Forum Moderators: open

Message Too Old, No Replies

xml and UTF-8

uuml undefined entity?

         

matthias

5:54 pm on Aug 4, 2002 (gmt 0)

10+ Year Member



I serve a xml document and the encoding is UTF-8 but I am not able to include a 'ü' (ü) in the document. All browsers keep telling me that uuml is an unknown entity. How else should I code 'ü'?

tedster

12:40 am on Aug 5, 2002 (gmt 0)

WebmasterWorld Senior Member 10+ Year Member



I'm pretty sure XML requires unicode instead of the named HTML character - ü in this case.

matthias

4:54 am on Aug 5, 2002 (gmt 0)

10+ Year Member



Thank you! Looks good.

2nd part of the question would be, how can I translate characters in unicode using php?

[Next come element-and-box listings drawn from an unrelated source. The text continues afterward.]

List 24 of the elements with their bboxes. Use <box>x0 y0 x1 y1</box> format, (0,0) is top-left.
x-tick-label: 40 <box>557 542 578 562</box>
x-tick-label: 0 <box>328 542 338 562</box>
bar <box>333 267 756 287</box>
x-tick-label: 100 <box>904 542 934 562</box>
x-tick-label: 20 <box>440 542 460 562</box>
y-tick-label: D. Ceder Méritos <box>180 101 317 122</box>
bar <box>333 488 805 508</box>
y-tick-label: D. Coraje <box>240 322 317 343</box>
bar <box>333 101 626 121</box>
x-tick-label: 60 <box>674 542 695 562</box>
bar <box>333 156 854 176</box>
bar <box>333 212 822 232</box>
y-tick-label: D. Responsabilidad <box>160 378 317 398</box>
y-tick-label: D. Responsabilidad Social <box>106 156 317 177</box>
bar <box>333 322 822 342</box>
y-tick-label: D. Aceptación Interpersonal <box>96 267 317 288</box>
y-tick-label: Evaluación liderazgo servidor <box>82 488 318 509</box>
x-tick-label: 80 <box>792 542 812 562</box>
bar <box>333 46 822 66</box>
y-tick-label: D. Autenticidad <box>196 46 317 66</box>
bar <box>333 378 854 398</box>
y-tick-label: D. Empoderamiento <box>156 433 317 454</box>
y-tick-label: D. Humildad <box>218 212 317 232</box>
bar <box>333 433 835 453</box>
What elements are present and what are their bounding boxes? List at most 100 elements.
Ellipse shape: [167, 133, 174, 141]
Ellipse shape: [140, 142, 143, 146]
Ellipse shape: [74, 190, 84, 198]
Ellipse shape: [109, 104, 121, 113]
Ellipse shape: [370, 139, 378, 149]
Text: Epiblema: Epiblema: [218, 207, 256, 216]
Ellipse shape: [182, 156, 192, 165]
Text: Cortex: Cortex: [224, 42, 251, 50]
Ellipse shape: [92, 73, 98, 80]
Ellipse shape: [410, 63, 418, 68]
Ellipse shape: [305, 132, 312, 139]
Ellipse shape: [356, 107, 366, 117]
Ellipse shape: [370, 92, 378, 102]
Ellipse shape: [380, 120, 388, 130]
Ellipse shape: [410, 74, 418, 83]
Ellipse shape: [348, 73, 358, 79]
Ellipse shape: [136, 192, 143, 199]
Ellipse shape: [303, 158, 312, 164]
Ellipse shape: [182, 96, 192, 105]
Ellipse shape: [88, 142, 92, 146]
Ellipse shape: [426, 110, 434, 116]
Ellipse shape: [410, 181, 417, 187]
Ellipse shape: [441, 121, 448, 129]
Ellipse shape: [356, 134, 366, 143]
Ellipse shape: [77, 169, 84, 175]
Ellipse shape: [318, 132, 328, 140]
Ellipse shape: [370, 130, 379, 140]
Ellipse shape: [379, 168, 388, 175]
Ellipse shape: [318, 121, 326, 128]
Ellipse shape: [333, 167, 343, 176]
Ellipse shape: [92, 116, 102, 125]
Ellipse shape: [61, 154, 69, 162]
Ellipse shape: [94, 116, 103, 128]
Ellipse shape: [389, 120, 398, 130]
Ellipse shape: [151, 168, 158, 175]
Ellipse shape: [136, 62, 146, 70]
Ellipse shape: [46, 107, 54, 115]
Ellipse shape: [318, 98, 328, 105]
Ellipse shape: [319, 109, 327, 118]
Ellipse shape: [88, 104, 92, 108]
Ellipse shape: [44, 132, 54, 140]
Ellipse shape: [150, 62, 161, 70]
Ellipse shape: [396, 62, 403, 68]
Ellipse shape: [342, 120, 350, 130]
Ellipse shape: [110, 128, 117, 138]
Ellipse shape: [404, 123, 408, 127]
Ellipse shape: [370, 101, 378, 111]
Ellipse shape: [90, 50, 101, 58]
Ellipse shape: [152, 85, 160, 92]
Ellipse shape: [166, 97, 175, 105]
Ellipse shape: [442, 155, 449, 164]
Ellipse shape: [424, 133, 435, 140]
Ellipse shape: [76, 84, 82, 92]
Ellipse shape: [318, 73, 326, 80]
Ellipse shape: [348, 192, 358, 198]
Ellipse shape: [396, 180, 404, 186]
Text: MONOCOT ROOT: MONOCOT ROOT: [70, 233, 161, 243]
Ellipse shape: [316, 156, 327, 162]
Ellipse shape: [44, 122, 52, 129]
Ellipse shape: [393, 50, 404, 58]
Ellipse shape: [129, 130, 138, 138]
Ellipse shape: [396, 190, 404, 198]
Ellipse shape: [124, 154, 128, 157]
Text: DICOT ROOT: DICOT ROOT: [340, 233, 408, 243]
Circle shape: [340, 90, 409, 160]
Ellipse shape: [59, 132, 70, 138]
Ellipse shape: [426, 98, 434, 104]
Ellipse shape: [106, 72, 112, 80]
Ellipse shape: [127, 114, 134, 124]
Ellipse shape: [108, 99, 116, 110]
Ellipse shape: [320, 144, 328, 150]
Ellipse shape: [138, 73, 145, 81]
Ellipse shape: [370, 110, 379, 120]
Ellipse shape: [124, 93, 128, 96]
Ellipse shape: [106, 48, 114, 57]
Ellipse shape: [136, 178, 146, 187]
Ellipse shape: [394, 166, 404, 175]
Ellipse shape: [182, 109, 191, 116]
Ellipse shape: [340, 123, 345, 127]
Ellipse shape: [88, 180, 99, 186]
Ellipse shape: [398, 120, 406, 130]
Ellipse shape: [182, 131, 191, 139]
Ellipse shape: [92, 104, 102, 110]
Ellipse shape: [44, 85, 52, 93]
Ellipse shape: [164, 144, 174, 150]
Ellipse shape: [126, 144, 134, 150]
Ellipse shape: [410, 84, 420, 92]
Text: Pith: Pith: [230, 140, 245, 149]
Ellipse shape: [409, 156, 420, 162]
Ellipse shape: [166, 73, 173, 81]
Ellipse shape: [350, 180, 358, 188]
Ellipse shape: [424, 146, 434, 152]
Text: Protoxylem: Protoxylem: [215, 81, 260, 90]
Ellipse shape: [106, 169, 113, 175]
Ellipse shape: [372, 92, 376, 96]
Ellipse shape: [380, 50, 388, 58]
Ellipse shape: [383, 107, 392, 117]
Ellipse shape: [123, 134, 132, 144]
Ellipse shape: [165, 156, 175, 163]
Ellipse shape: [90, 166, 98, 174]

(or should I ask such additional but related question separately in the php forum?)

Thors Hammer

5:00 am on Aug 5, 2002 (gmt 0)

10+ Year Member



Try this link, it might help

[html.about.com...]

Hope it helps :)

Thor

matthias

12:47 pm on Aug 5, 2002 (gmt 0)

10+ Year Member



If anybody cares, I found a xmlentities function on [docs.akbkhome.com...] which solves my problem.

ergophobe

9:27 pm on Aug 5, 2002 (gmt 0)

WebmasterWorld Senior Member 10+ Year Member Top Contributors Of The Month



Matthias,

I have wondered about the same thing and have been meaning to experiment with the XML functions native to PHP. Have tried just typing whatever text you want without entities, but in ISO-8859-1, and then using utf8_encode()? Here's the man page:

utf8_encode

(PHP 3>= 3.0.6, PHP 4 >= 4.0.0)
utf8_encode -- encodes an ISO-8859-1 string to UTF-8

Description

string utf8_encode ( string data)

This function encodes the string data to UTF-8, and returns the encoded version. UTF-8 is a standard mechanism used by Unicode for encoding wide character values into a byte stream. UTF-8 is transparent to plain ASCII characters, is self-synchronized (meaning it is possible for a program to figure out where in the bytestream characters start) and can be used with normal string comparison functions for sorting and such. PHP encodes UTF-8 characters in up to four bytes, like this:

Table 1. UTF-8 encoding

bytes bits representation
1 7 0bbbbbbb
2 11 110bbbbb 10bbbbbb
3 16 1110bbbb 10bbbbbb 10bbbbbb
4 21 11110bbb 10bbbbbb 10bbbbbb 10bbbbbb

Each b represents a bit that can be used to store character data.

matthias

10:13 pm on Aug 5, 2002 (gmt 0)

10+ Year Member



Yes, I saw this one too but it didn't worked.